В Британии так тепло…

– Понимаю, – осторожно согласился Фрэнк.

Оказавшись снаружи, он заморгал, сощурился в лучах яркого солнца, не так давно миновавшего зенит. Он только что вышел из гробницы, построенной пять тысячелетий назад. Внизу, у озера, виднелись стоячие камни обоих кромлехов. Нет в мире женщины прекраснее Ингрид… Отсюда Круг Бродгара казался кольцом черных точек близ серебристой глади воды. Еще один мемориал, только о чем он должен был напоминать, давным-давно позабыто. О великом вожде; о смерти одного года и рождении следующего; о луне, солнце и планетах вокруг или о чем-то ином, куда проще? «Вот они, мы», – чем плохо?

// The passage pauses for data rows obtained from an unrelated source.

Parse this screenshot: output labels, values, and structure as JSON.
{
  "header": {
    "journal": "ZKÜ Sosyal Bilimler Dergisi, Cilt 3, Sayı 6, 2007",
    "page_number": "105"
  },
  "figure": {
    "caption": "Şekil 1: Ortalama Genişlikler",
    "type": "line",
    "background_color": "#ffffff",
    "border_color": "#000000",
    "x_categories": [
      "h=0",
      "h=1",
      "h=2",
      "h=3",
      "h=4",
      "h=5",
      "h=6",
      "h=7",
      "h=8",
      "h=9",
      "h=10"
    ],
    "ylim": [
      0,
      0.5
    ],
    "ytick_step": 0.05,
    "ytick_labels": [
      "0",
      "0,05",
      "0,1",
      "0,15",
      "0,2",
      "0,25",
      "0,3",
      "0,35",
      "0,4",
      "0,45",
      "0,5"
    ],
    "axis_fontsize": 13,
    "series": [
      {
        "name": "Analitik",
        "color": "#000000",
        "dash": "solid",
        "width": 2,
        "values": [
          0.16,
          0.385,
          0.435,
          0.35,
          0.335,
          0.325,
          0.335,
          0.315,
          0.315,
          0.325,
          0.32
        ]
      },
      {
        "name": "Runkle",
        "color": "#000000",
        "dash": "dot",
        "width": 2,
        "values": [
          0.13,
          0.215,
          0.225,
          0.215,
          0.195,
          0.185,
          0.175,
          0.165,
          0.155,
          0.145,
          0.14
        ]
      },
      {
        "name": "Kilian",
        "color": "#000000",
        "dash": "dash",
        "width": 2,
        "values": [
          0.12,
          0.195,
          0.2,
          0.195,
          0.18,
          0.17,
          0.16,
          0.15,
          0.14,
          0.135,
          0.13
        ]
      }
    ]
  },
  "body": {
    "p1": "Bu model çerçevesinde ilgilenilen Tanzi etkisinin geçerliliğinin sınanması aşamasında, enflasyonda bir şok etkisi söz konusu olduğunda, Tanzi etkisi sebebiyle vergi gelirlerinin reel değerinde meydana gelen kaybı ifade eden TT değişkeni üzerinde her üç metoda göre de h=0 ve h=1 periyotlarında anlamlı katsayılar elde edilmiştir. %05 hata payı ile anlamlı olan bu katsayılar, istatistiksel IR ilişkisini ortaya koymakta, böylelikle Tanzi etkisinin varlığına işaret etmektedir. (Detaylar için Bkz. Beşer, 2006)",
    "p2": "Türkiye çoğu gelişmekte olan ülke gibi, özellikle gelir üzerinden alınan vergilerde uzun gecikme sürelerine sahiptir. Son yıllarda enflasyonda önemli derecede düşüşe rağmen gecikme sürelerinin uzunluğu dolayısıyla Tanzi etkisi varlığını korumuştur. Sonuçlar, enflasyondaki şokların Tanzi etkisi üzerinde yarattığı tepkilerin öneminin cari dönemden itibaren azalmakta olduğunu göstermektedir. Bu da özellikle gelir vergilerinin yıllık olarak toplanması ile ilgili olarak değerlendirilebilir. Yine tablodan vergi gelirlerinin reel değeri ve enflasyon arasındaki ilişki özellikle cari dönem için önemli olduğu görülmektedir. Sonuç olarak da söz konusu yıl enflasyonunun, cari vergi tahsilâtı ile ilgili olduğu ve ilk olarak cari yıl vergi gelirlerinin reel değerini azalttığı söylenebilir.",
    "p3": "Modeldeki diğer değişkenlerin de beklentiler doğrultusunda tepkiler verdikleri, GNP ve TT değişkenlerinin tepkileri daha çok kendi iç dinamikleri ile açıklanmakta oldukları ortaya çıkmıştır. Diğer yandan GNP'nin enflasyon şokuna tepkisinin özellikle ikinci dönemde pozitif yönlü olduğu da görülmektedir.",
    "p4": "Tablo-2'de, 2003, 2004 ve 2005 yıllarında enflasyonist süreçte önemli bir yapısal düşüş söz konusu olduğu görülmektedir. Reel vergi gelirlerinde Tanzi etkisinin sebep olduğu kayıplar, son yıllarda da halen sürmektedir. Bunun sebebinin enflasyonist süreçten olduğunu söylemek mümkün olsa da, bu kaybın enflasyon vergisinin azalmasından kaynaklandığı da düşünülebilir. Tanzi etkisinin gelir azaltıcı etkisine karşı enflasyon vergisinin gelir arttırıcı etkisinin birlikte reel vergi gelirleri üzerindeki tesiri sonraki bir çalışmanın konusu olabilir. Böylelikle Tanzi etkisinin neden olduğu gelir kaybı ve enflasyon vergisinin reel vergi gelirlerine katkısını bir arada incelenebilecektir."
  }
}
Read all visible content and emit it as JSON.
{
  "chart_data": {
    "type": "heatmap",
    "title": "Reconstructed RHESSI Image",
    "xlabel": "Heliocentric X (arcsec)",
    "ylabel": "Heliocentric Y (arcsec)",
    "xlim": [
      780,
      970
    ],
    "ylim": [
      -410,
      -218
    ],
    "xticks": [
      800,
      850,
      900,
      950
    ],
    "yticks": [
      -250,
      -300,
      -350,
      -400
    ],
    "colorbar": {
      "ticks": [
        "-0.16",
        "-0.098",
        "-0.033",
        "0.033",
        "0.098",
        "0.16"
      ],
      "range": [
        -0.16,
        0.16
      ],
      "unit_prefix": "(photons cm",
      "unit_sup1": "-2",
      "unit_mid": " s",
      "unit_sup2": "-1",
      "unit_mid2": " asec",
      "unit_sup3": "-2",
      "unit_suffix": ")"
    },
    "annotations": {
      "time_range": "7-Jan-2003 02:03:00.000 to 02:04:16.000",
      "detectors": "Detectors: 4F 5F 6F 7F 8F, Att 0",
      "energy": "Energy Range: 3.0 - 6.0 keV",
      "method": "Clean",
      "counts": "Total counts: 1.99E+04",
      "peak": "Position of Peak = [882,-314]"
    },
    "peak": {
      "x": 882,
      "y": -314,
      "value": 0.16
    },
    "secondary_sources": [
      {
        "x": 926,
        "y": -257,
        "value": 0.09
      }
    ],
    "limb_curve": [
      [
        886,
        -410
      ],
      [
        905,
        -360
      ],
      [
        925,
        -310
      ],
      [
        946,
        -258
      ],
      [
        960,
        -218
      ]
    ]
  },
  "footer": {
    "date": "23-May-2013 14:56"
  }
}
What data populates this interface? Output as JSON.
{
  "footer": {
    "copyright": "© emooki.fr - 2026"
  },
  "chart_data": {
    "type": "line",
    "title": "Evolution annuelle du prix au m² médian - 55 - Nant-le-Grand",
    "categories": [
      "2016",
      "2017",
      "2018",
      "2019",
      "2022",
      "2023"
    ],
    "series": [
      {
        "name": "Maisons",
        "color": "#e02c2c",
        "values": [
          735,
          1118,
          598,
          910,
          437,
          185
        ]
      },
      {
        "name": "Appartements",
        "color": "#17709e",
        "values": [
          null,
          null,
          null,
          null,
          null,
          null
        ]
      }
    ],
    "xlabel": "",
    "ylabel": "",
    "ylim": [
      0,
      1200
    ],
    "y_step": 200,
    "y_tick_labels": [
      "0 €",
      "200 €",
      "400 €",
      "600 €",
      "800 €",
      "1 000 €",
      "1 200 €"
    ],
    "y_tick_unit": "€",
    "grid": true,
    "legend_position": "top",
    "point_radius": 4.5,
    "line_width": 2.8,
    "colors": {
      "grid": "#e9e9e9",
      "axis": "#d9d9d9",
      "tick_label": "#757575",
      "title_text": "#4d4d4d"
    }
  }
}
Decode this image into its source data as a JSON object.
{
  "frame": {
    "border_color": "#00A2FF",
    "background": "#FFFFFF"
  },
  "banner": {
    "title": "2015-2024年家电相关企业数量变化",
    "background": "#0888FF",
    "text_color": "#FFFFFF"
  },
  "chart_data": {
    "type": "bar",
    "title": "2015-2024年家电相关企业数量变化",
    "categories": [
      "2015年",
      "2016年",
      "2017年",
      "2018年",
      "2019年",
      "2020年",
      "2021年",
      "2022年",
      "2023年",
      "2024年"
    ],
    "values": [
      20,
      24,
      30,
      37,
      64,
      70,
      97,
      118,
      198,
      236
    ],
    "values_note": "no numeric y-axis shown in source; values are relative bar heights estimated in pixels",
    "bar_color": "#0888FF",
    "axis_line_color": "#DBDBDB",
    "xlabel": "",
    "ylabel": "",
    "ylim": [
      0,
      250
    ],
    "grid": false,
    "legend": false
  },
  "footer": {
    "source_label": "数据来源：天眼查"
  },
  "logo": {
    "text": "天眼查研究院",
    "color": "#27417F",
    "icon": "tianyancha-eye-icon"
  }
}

Судя по солнцу, до вечера было еще далеко, и потому Фрэнк здорово удивился, взглянув на часы. Как, уже шесть? Потрясающе. Да это ведь все равно, что его процедуры! Только лучше: свежий воздух, солнце, ветер… Что, если лето проводить на Оркнеях, а зиму на Фолклендах – там, говорят, почти то же самое?

Снова доехав до Керкуолла, он поужинал в ресторане отеля. Официантка, рослая, симпатичная женщина лет сорока, спросила, откуда он, а Фрэнк расспросил ее, когда ждать наплыва туристов (в июле), сколько в Керкуолле жителей (наверное, тысяч с десять) и чем она занимается в зимнее время (счетоводством). Ужин состоял из поджаренных гребешков и бокала белого вина. Покончив с едой, Фрэнк вернулся в «сьерру» и развернул карту. Ночевать он предпочел бы в машине, но укромного места для стоянки пока присмотреть не успел.

Северо-западная оконечность Мейнленда выглядела весьма многообещающе, и потому он вновь пересек остров, еще раз миновав Стеннесс и Бродгар. Камни Бродгара чернели над западным горизонтом, окаймленные оранжевым, розовым, белым и пурпуром.

В самом северо-западном уголке острова, на мысу Баккой, обнаружилась небольшая автостоянка, совершенно безлюдная поздним вечером. Великолепно. От подножия мыса тянулась вдаль перемычка, низинка, в этот час залитая приливом, а в сотне ярдов за ней возвышался островок под названием Бро-оф-Берсей, плоская глыба песчаника, наклоненная к западу так, что со стоянки ее вершина была видна целиком. У ближнего берега островка среди зеленой травы темнели руины и домик музея, а на западной его оконечности имелся небольшой маяк. Определенно, завтра на все это стоило взглянуть поближе.